Ho osservato alcuni dei codici sorgente di Boost e ho notato che implementano le funzioni basate su modelli utilizzando un functor invece di una funzione semplice? C’è una ragione per questo?

Per esempio:

template struct functor { Bar operator()(const Foo& foo) { return foo.as_bar(); } }; 

al contrario di:

 template Bar func(const Foo& foo) { return foo.as_bar(); } 

L’unico vantaggio che posso ricavare è che consente alle classi di ereditare la funzione?

Ci sono due ragioni principali: la prima è che, come notato dalla metafora pitonica, la specializzazione parziale è valida solo per le classi e non per le funzioni. Nota che le funzioni possono utilizzare gli overload per superare questo problema in generale, ma spesso se stai facendo metaprogrammazione è più facile e più generico usare la specializzazione parziale. In realtà pensavo che questa fosse la ragione principale.
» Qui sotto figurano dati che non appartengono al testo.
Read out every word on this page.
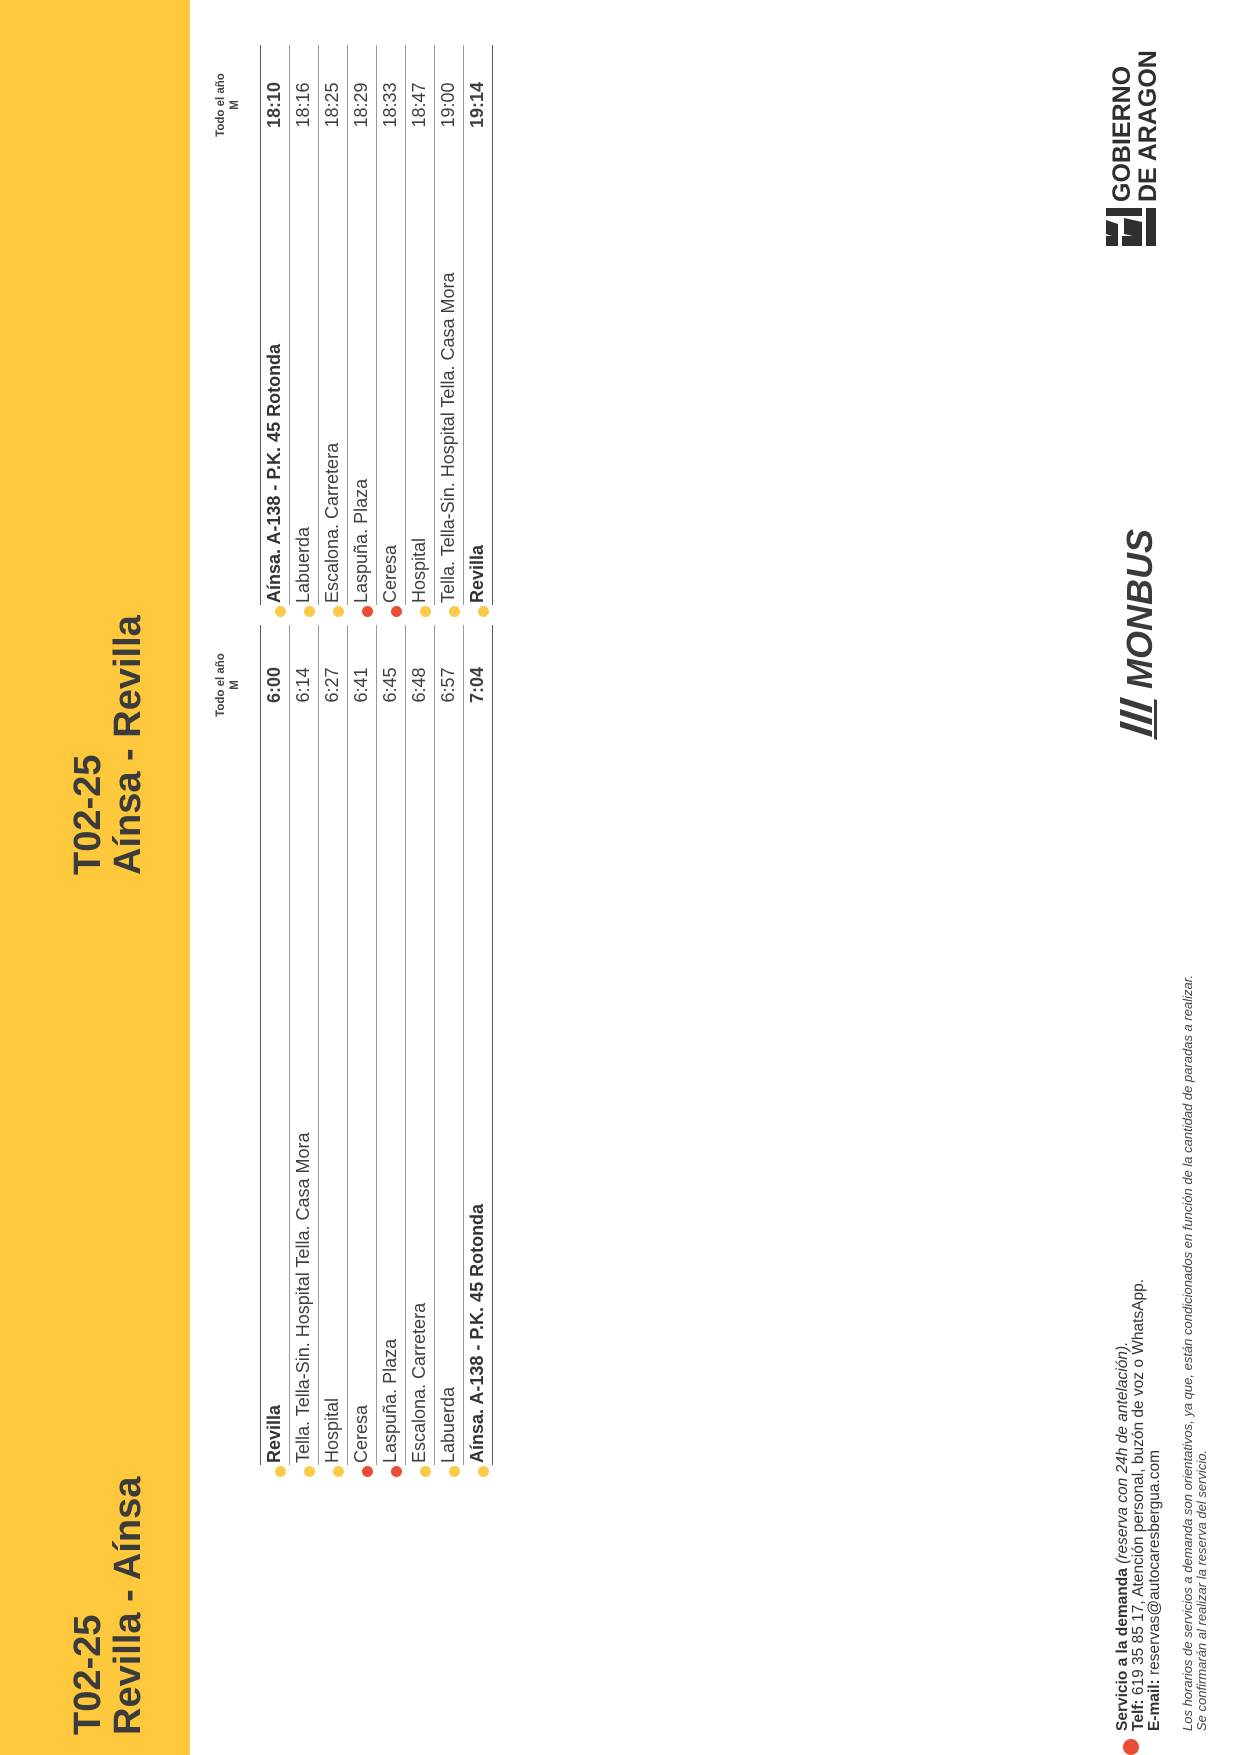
T02-25
Revilla - Aínsa
T02-25
Aínsa - Revilla	Todo el año M
Revilla
6:00
Tella. Tella-Sin. Hospital Tella. Casa Mora
6:14
Hospital
6:27
Ceresa
6:41
Laspuña. Plaza
6:45
Escalona. Carretera
6:48
Labuerda
6:57
Aínsa. A-138 - P.K. 45 Rotonda
7:04
Todo el año M
Aínsa. A-138 - P.K. 45 Rotonda
18:10
Labuerda
18:16
Escalona. Carretera
18:25
Laspuña. Plaza
18:29
Ceresa
18:33
Hospital
18:47
Tella. Tella-Sin. Hospital Tella. Casa Mora
19:00
Revilla
19:14
Servicio a la demanda (reserva con 24h de antelación).
Telf: 619 35 85 17, Atención personal, buzón de voz o WhatsApp.
E-mail: reservas@autocaresbergua.com Los horarios de servicios a demanda son orientativos, ya que, están condicionados en función de la cantidad de paradas a realizar.
Se confirmarán al realizar la reserva del servicio.
MONBUS
GOBIERNO
DE ARAGON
La seconda ragione è che ogni volta che il codice vuole accettare un object funzione (come nel STL, ad es. Std :: transform), avrà un parametro template tipo. Se si passa un functor o un lambda, il tipo esatto è noto al momento della compilazione e non si paga per l’indirezione e si può eseguire l’inlining. Se si passa un puntatore a funzione (o una funzione std ::), solo la firma è nota al momento della compilazione e si paga per un riferimento indiretto (e non è ansible in linea). Ad esempio, std :: sort può essere considerevolmente più veloce con un functor rispetto a un puntatore a funzione.

Si noti che esiste una funzione poco utilizzata denominata parametri del modello del puntatore della funzione; questi sono parametri di template non di tipo specializzati su una funzione specifica, e quindi in grado di rimuovere l’indirezione. Tuttavia, se si utilizza uno di questi, non è ansible utilizzare un functor. Quindi la maggior parte del codice che vuole accettare un object funzione lo fa come descritto sopra.